Last week at knit night I finished the very last square of the Tech Square Afghan that I began two January’s ago. The very last square was the fair-isle square, with steeking. It was my first steek. I tried to get pictures of the process, but alas, my camera battery died at the very beginning. For a brief second, I contemplating postponing the cut until the battery was charged, but I was already in the proper frame of mind for taking a pair of scissors to my knitting, and I didn’t want to chicken out.
This morning, remembering it was Thursday and I have been trying to have non-essential knitting at Knit Night, so that I can remember the joys of knitting instead of the tedium of churning out tiny top hats for a living, I quickly washed and blocked the last two squares.
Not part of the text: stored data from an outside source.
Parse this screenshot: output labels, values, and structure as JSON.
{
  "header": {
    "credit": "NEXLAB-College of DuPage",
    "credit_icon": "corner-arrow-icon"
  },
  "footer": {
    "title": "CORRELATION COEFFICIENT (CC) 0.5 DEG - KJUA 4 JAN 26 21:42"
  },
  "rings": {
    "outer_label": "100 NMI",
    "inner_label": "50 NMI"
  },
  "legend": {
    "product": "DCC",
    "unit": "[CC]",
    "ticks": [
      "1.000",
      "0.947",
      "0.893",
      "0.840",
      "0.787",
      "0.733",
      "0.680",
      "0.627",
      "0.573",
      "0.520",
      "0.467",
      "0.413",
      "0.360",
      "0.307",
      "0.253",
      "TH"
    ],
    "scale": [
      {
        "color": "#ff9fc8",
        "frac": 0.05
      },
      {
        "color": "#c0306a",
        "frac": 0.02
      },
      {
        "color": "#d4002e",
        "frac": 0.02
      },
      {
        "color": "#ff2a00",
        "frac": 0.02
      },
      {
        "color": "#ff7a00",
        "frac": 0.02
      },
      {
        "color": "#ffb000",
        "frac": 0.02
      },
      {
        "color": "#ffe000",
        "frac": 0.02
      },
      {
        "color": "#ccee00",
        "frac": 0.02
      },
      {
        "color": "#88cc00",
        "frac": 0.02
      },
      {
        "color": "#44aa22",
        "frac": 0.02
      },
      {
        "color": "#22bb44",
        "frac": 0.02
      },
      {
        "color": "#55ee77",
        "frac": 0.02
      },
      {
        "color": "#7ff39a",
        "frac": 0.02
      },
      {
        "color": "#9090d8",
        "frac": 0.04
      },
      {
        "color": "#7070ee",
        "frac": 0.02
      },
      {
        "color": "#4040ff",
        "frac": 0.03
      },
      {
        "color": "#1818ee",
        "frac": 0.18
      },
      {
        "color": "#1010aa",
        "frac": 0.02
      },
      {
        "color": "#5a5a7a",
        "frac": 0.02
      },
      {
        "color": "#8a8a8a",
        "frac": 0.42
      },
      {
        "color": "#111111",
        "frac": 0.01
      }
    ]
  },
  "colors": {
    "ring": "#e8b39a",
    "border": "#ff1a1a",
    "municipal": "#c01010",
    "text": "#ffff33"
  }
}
They were dry when I got home from work, so I started laying them out to decide how I am going to put them together into the afghan.
It was remarkably difficult trying to find the right balance of color and stitch pattern. I didn’t want it to seem color heavy on one side and texture heavy on the other. I didn’t want too much action on half the blanket and not enough elsewhere. If you look in the second row up from the bottom, you can see in the picture the salmon pink I started out with (the cables and lace square) all the way on the right, and the darker mauve (Intarsia square all the way on the left) I ended up with on my next LYS trip to restock on yarns. This isn’t too much of a problem since the colors didn’t ever come together in a square. Would you believe it is the same color, too? Dye lots are essential!
I just hope the two different dye lots of brown I picked up for the edging aren’t too obvious.